More Music Sold but Less Revenue in ’07, Kids Still Downloading Illegally

February 27, 2008

This article is included in these additional categories:

Media & Entertainment | Retail & E-Commerce | Youth & Gen X

Though the amount of music that US consumers acquired increased 6% year over year in 2007, a sharp increase in legal digital download revenue did not offset declines in CD sales, resulting in a net 10% decline in music spending, according to the NPD Group.

Per-capita music spending among internet users fell from $44 in 2006 to $40 in 2007, and as a result the overall portion of music acquisition that consumers actually paid for fell to 42% in 2007 from 48% in 2006, NPD said.

One million consumers dropped out of the CD buyer market in 2007, NPD estimates, saying that flight was led by younger consumers: 48% of US teens did not purchase a single CD in 2007, compared with 38% in 2006.

Among other findings:

  • Legal music downloads now account for 10% of the music acquired in the US. Reflecting that growth, in 2007 Apple’s iTunes Music Store became the second-largest music US retailer (based on a 12-track CD equivalency for music tracks sold) after Wal-Mart.
  • Some 29 million consumers acquired digital music legally, via pay-to-download sites last year, which is an increase of 5 million over the previous year. Sales growth was largely driven by consumers age 36 to 50 – a segment that was aggressively acquiring digital music players in 2007.
  • The percentage of the US internet population engaging in peer-to-peer (P2P) file sharing reached a plateau of 19% last year; however, the number of files that each user downloaded increased, and P2P music sharing continued to grow aggressively among teens.

“The continued growth in legal download sites is encouraging, yet the industry struggles to improve the value of each digital customer,” said Russ Crupnick, entertainment industry analyst for The NPD Group. “With so many baby boomers and gen-Xers entering the market, there are certainly opportunities to sell more digital albums, promote older catalog titles, or create bundles that will raise revenues. In the near term that’s going to be the best means available to narrow the gap on dwindling CD revenues.”

Illegal Downloads Still Popular among Kids

The music industry’s aggressive litigiousness vis-?-vis illegal music file-sharing has not dissuaded many tweens from continuing to illegally download music, although most kids are using legal means to access music, NPD said.

According to its “Kids & Digital Content” report, 70% of tweens (age 9-14) are downloading digital music in an average month.
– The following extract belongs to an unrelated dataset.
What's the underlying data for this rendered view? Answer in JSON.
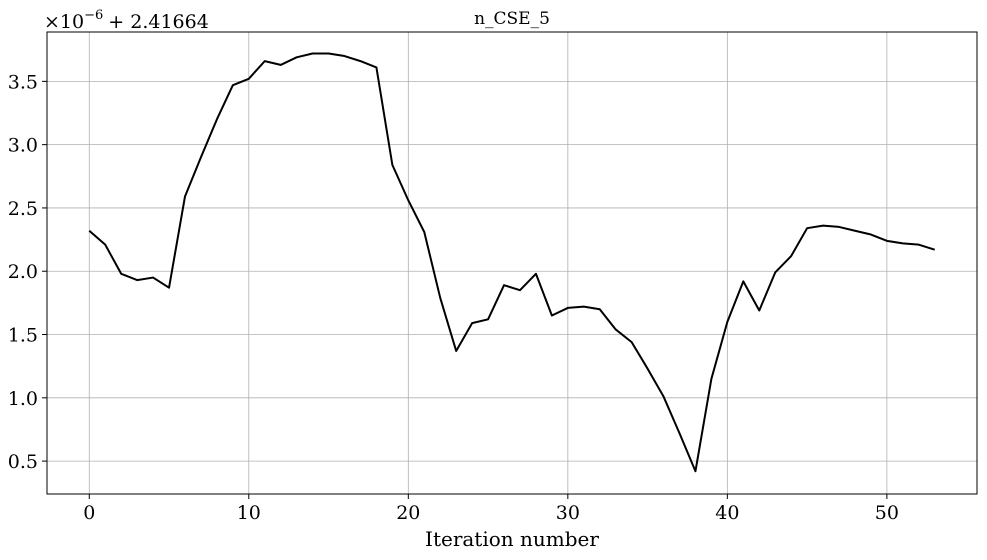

Though most are using pay-to-download, levels of illegal P2P file-sharing are high, it found:

  • Used by nearly half of tweens who download music, iTunes is the most popular digital music store (49%).
  • However, the second most popular source for digital music among tweens is the Limewire file-sharing service, used by 26% of digital tweens to illegally share music.
  • MySpace was the third most popular site for music sharing, used by 16% of tweens.

“The music industry hoped that litigation and education might encourage parents to keep better tabs on their kids’ digital music activities, but the truth is many kids continue to share music via P2P,” said Russ Crupnick, vice-president and entertainment industry analyst for the NPD Group.

Among NPD’s findings:

  • Two-thirds of tweens who use the internet reported that they are allowed to access the web themselves, without adult supervision.
  • When asked who helps them download music from the web, 59% reported doing it all by themselves.
  • NPD also reported that 76% of tweens who got free digital content were required to register an email address to download content.
  • Nearly half (47%) reported they first had to download standalone software from the web in order to download content from online music stores and P2P file-sharing services.

“Findings in this report suggest that the industry can still do more to promote specific ways children can obtain digital music legally, through pre-paid accounts and gift cards. Another potential way to reach kids is through industry-sanctioned ad-supported web destinations where kids can obtain digital music safely and legally,” said Crupnick.

About the data: US music-acquisition information is derived from NPD’s Digital Music Study and NPD MusicWatch. The study surveyed 5,000 consumers, weighted to reflect the US Internet population (age 13 and older). Music Watch tracks past seven-day music purchase habits of the US population age 13 and older.

About the “Kids & Digital Content Report”: A survey invitation was emailed to a nationally representative sample of parents with kids age 2 to 14 living in the household. The report is based on 3,376 completed surveys from qualified respondents. The final survey data is weighted to represent the US population of kids age 2-14. the information presented here focuses on tweens – children between the ages of 9 and 14.